His preferred method of torture was to tie prisoners’ arms behind their backs and then hang them a few inches off the ground until their arms dislocated. This practice earned him the nickname “the Hangman of Buchenwald.”
The camp’s surrounding area became known as the “singing forest” due to the screams of prisoners subjected to this cruel torture.
Sommer kept a secret stash of torture instruments in his office under his floorboards, including needles to inject victims with carbolic acid or air to cause an embolism.
These sessions were unsanctioned, so Sommer often had to hide his victim’s bodies under his bed for later disposal.
Like other concentration camps, floggings were a common punishment at Buchenwald. Sommer forced prisoners to count the strikes of the whip aloud. If they lost count, he would start over.
Knowing that more than 25 lashes could be fatal, Sommer often exceeded the prescribed number.
Particular Hatred for the Clergy
Sommer especially hated members of the clergy. His most famous crime was the execution of Austrian priests Otto Neururer and Mathias Spannlang. Both were crucified upside down.
In another case, Sommer hung a German pastor naked outside in the winter, splashing water on him until he froze. On another occasion, he fatally beat a Catholic priest for performing the Sacrament of Penance for a fellow inmate.
One fascinating component of the Nazi Regime was its glaring contradictions. Murder, torture, and cruel medical experiments were fair game if they followed official Nazi policy. If you stepped outside those bounds, you would run into problems.
In 1943, SS judge Georg Konrad Morgen was appointed by Heinrich Himmler to investigate allegations of cruelty and corruption at the Buchenwald camp.
Sommer and his boss Commandant Karl Koch were brought to trial. He was tried for embezzlement committing unsanctioned murders. After initially denying his crimes, he eventually admitted to 40 to 50 unreported killings.
Sommer received a probationary sentence after the trial and was sent to the front lines.

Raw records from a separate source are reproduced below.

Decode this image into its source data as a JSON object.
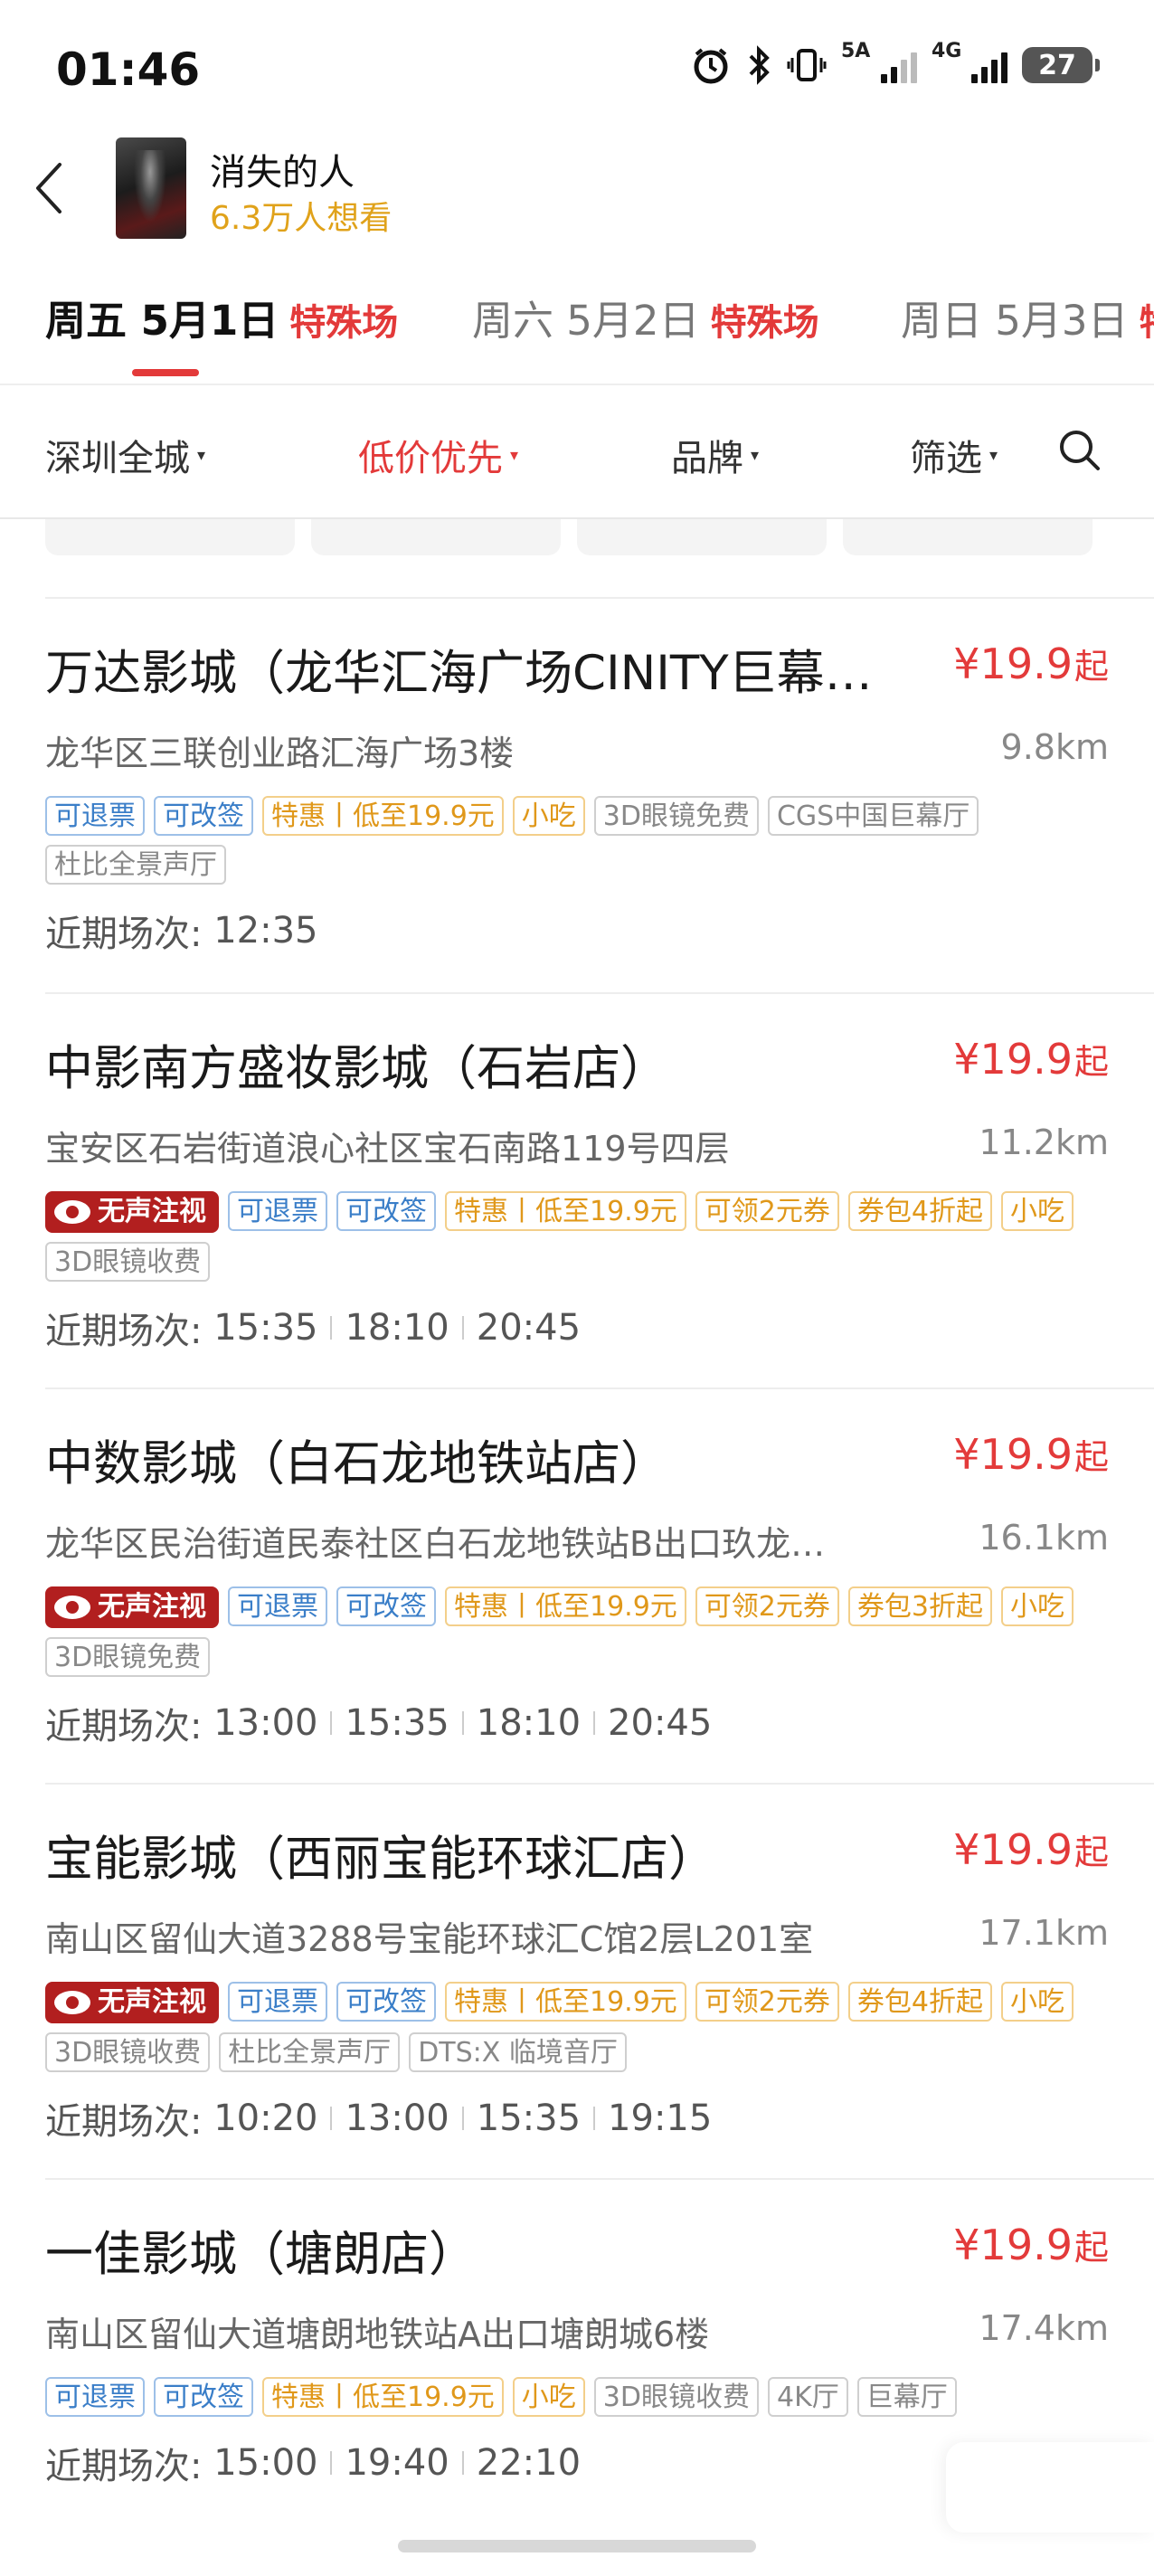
{
  "status_bar": {
    "time": "01:46",
    "signal1_label": "5A",
    "signal2_label": "4G",
    "battery": "27"
  },
  "movie": {
    "title": "消失的人",
    "want_count": "6.3万人想看"
  },
  "date_tabs": [
    {
      "date": "周五 5月1日",
      "special": "特殊场",
      "active": true
    },
    {
      "date": "周六 5月2日",
      "special": "特殊场",
      "active": false
    },
    {
      "date": "周日 5月3日",
      "special": "特",
      "active": false
    }
  ],
  "filters": {
    "city": "深圳全城",
    "sort": "低价优先",
    "brand": "品牌",
    "filter": "筛选"
  },
  "cinemas": [
    {
      "name": "万达影城（龙华汇海广场CINITY巨幕…",
      "price": "¥19.9",
      "price_suffix": "起",
      "address": "龙华区三联创业路汇海广场3楼",
      "distance": "9.8km",
      "silent": false,
      "tags": [
        {
          "text": "可退票",
          "style": "blue"
        },
        {
          "text": "可改签",
          "style": "blue"
        },
        {
          "text": "特惠丨低至19.9元",
          "style": "orange"
        },
        {
          "text": "小吃",
          "style": "orange"
        },
        {
          "text": "3D眼镜免费",
          "style": "gray"
        },
        {
          "text": "CGS中国巨幕厅",
          "style": "gray"
        },
        {
          "text": "杜比全景声厅",
          "style": "gray"
        }
      ],
      "shows_label": "近期场次: ",
      "shows": [
        "12:35"
      ]
    },
    {
      "name": "中影南方盛妆影城（石岩店）",
      "price": "¥19.9",
      "price_suffix": "起",
      "address": "宝安区石岩街道浪心社区宝石南路119号四层",
      "distance": "11.2km",
      "silent": true,
      "silent_label": "无声注视",
      "tags": [
        {
          "text": "可退票",
          "style": "blue"
        },
        {
          "text": "可改签",
          "style": "blue"
        },
        {
          "text": "特惠丨低至19.9元",
          "style": "orange"
        },
        {
          "text": "可领2元券",
          "style": "orange"
        },
        {
          "text": "券包4折起",
          "style": "orange"
        },
        {
          "text": "小吃",
          "style": "orange"
        },
        {
          "text": "3D眼镜收费",
          "style": "gray"
        }
      ],
      "shows_label": "近期场次: ",
      "shows": [
        "15:35",
        "18:10",
        "20:45"
      ]
    },
    {
      "name": "中数影城（白石龙地铁站店）",
      "price": "¥19.9",
      "price_suffix": "起",
      "address": "龙华区民治街道民泰社区白石龙地铁站B出口玖龙…",
      "distance": "16.1km",
      "silent": true,
      "silent_label": "无声注视",
      "tags": [
        {
          "text": "可退票",
          "style": "blue"
        },
        {
          "text": "可改签",
          "style": "blue"
        },
        {
          "text": "特惠丨低至19.9元",
          "style": "orange"
        },
        {
          "text": "可领2元券",
          "style": "orange"
        },
        {
          "text": "券包3折起",
          "style": "orange"
        },
        {
          "text": "小吃",
          "style": "orange"
        },
        {
          "text": "3D眼镜免费",
          "style": "gray"
        }
      ],
      "shows_label": "近期场次: ",
      "shows": [
        "13:00",
        "15:35",
        "18:10",
        "20:45"
      ]
    },
    {
      "name": "宝能影城（西丽宝能环球汇店）",
      "price": "¥19.9",
      "price_suffix": "起",
      "address": "南山区留仙大道3288号宝能环球汇C馆2层L201室",
      "distance": "17.1km",
      "silent": true,
      "silent_label": "无声注视",
      "tags": [
        {
          "text": "可退票",
          "style": "blue"
        },
        {
          "text": "可改签",
          "style": "blue"
        },
        {
          "text": "特惠丨低至19.9元",
          "style": "orange"
        },
        {
          "text": "可领2元券",
          "style": "orange"
        },
        {
          "text": "券包4折起",
          "style": "orange"
        },
        {
          "text": "小吃",
          "style": "orange"
        },
        {
          "text": "3D眼镜收费",
          "style": "gray"
        },
        {
          "text": "杜比全景声厅",
          "style": "gray"
        },
        {
          "text": "DTS:X 临境音厅",
          "style": "gray"
        }
      ],
      "shows_label": "近期场次: ",
      "shows": [
        "10:20",
        "13:00",
        "15:35",
        "19:15"
      ]
    },
    {
      "name": "一佳影城（塘朗店）",
      "price": "¥19.9",
      "price_suffix": "起",
      "address": "南山区留仙大道塘朗地铁站A出口塘朗城6楼",
      "distance": "17.4km",
      "silent": false,
      "tags": [
        {
          "text": "可退票",
          "style": "blue"
        },
        {
          "text": "可改签",
          "style": "blue"
        },
        {
          "text": "特惠丨低至19.9元",
          "style": "orange"
        },
        {
          "text": "小吃",
          "style": "orange"
        },
        {
          "text": "3D眼镜收费",
          "style": "gray"
        },
        {
          "text": "4K厅",
          "style": "gray"
        },
        {
          "text": "巨幕厅",
          "style": "gray"
        }
      ],
      "shows_label": "近期场次: ",
      "shows": [
        "15:00",
        "19:40",
        "22:10"
      ]
    }
  ],
  "colors": {
    "accent": "#e33a3a",
    "want_yellow": "#e0a21a",
    "tag_blue": "#3a7ec8",
    "tag_orange": "#e0981a",
    "silent_red": "#b21f1f"
  }
}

On April 8, 1945, an American bomber plane carrying a full payload crashed close to his tank, and Sommer was gravely wounded, sustaining injuries to his left arm, right leg, and stomach.
The damage to his left arm and right leg was so severe that both had to be amputated.
Retrial and later life
Sommer was taken into custody by American occupation authorities after recuperating from his injuries due to his SS affiliation. He kept his true identity hidden, evading a probable capital punishment in the Buchenwald trial.
He was eventually identified by a former prisoner, resulting in his detention in February 1950. Nevertheless, the charges were initially dismissed because of his injuries from the war.
After being released, Sommer went back to West Germany, where he got married, had a child, and applied for a pension due to his service-related disabilities.
In 1957, he was charged with involvement in the deaths of 101 concentration camp inmates. In July 1958, he was sentenced to life imprisonment.
Sommer was released from jail in 1971 since there was no appropriate facility to continue his medical treatment for his wartime injuries. Instead, he was transferred to a hospital and then to a nursing home, where he stayed until his passing in 1988.